Das bewährte System der freiberuflichen Beleghebammen muss also unbedingt erhalten bleiben,

optimalerweise sogar ausgebaut werden, um keine Mangelversorgung entstehen zu lassen, sondern um die geburtshilfliche Versorgung zu sichern.

(Beifall bei der CDU und Zustimmung von Anja Piel [GRÜNE])

Wir reden von ungefähr 2 000 Hebammen, die als Beleghebammen arbeiten und etwa 140 000 Geburten pro Jahr begleiten.

Wenn der GKV-Spitzenverband anregt, die betroffenen Hebammen könnten sich ja von den Kliniken anstellen lassen, ist das zynisch; denn wir alle wissen, dass das für die kleinen Kliniken in der Fläche nicht möglich ist. Da wird schon heute am Personal gespart. Man wird keine Hebammen fest einstellen, sondern man wird eher die Geburtshilfe schließen, und das muss verhindert werden.

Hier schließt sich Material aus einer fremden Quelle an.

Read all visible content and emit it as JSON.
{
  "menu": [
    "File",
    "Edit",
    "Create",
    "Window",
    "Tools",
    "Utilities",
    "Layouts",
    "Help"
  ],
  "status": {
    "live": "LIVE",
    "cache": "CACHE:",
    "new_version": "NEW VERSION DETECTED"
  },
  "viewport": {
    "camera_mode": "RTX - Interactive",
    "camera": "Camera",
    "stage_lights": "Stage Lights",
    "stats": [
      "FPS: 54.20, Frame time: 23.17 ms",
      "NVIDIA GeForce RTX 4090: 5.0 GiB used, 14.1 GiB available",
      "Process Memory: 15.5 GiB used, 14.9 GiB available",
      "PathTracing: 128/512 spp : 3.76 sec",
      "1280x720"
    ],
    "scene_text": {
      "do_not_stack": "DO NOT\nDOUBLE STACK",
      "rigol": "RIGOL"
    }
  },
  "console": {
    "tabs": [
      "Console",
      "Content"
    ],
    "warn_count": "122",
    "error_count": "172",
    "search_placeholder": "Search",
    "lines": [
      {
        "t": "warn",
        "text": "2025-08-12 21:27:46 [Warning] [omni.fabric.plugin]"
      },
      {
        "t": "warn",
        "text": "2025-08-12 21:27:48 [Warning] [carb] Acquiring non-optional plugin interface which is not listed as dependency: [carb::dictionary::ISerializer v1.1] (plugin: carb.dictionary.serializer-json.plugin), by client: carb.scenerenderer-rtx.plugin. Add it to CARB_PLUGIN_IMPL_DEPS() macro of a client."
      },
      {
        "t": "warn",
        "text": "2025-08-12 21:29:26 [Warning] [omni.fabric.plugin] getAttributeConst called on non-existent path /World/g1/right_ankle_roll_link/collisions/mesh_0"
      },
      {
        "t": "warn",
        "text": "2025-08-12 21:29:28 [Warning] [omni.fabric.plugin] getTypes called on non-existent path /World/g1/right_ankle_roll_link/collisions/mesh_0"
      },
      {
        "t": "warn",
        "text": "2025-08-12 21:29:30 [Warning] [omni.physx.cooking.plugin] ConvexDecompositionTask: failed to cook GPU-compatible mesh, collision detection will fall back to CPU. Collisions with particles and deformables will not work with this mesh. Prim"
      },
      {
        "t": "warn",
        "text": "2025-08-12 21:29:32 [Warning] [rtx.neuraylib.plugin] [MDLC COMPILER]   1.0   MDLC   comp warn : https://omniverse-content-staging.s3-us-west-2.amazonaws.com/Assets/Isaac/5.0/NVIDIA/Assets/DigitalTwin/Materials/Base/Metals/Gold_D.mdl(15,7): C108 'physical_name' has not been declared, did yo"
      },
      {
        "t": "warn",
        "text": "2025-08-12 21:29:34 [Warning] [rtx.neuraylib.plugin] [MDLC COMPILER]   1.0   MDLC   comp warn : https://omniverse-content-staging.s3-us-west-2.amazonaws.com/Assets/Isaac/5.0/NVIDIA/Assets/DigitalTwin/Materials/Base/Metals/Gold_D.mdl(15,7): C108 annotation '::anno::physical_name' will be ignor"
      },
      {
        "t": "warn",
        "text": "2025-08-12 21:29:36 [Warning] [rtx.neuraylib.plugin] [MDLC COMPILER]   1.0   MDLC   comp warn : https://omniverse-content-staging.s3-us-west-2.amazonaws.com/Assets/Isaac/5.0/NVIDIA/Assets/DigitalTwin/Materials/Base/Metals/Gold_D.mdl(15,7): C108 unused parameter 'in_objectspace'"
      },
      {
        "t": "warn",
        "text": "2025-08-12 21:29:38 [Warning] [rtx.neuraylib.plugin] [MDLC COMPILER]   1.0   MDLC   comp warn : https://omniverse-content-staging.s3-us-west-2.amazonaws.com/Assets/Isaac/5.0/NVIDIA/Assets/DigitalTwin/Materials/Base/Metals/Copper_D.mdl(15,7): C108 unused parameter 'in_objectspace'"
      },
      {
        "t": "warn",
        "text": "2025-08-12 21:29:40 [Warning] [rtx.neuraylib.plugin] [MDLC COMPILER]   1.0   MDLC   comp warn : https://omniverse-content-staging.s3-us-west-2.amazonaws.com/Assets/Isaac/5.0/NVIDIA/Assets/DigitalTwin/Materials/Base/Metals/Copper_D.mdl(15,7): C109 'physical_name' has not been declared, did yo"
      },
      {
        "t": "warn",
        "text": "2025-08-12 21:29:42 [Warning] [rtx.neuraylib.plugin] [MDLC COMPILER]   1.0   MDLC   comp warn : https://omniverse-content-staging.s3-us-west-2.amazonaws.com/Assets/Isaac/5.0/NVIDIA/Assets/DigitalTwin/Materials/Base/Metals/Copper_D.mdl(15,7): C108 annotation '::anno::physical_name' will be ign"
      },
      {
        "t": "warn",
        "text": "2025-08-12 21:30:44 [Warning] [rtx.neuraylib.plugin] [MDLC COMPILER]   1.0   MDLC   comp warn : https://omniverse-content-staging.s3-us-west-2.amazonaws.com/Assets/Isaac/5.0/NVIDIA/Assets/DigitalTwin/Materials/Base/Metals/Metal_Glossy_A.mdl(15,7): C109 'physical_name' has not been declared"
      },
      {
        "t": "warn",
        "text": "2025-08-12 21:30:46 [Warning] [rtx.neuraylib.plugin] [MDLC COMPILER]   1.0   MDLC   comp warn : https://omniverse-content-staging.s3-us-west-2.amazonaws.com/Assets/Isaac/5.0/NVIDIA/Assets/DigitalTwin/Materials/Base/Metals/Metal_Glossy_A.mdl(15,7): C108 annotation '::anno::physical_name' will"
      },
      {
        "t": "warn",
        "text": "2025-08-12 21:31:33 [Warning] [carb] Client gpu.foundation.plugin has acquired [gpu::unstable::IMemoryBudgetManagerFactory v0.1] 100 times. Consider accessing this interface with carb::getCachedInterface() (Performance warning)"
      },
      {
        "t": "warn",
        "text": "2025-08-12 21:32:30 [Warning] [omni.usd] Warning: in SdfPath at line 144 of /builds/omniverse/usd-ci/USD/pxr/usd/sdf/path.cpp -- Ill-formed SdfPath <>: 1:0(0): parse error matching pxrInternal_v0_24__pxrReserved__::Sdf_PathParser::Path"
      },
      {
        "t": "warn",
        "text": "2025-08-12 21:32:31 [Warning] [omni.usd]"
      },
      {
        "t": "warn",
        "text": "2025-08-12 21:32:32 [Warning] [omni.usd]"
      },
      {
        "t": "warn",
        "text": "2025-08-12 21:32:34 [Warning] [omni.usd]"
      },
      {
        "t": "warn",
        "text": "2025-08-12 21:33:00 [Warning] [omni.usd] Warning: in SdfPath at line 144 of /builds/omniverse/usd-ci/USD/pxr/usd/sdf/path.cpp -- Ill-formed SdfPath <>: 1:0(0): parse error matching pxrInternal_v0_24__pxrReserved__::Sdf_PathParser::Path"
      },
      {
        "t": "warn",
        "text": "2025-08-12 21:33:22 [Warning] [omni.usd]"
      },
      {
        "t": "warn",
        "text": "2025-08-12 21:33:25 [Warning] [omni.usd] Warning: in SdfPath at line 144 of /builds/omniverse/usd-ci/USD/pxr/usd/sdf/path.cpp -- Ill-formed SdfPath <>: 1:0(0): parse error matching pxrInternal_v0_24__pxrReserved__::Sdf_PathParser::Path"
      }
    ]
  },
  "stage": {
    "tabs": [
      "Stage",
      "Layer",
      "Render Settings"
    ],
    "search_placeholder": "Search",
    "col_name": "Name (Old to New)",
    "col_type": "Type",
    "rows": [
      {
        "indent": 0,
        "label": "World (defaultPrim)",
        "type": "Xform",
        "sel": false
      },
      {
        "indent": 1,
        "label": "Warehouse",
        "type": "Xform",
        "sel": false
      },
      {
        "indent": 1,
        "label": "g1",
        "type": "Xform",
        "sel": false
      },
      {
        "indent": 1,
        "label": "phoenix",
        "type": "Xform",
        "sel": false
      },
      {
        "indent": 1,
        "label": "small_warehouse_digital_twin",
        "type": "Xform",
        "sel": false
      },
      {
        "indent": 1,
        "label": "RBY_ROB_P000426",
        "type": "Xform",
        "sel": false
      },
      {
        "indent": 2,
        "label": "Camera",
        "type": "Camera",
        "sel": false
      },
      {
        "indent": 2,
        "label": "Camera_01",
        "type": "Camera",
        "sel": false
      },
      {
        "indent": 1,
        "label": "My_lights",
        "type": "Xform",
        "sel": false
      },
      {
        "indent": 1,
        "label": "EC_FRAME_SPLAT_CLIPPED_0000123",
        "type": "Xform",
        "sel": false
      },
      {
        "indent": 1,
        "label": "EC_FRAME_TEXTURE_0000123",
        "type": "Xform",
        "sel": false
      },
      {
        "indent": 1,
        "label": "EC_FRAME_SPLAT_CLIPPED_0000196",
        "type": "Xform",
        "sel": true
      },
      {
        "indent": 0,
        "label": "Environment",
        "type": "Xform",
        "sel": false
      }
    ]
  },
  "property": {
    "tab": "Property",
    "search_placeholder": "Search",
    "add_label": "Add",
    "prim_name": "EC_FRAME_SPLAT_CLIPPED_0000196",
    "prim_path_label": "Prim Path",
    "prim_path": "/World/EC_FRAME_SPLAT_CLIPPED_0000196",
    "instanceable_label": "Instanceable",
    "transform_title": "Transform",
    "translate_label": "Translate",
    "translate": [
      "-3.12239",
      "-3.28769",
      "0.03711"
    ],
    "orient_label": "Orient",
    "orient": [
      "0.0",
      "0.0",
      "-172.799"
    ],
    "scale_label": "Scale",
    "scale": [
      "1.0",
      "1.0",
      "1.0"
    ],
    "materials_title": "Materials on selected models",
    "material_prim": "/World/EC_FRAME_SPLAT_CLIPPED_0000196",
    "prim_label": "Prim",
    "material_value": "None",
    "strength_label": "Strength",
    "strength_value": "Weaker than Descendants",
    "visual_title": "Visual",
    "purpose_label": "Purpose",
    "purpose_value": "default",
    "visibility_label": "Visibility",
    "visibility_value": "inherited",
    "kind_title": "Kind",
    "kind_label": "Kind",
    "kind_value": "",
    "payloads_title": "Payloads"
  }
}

Wir brauchen die wohnortnahe Geburtshilfe mit Hebammen, die ausreichend bezahlt werden und gute Arbeitsbedingungen vorfinden. Geburtshilfe darf nicht unter ökonomischen Gesichtspunkten geplant werden. Deshalb sind vertragliche Einschränkungen bei der Leistungsmenge durch die Krankenkassen abzulehnen.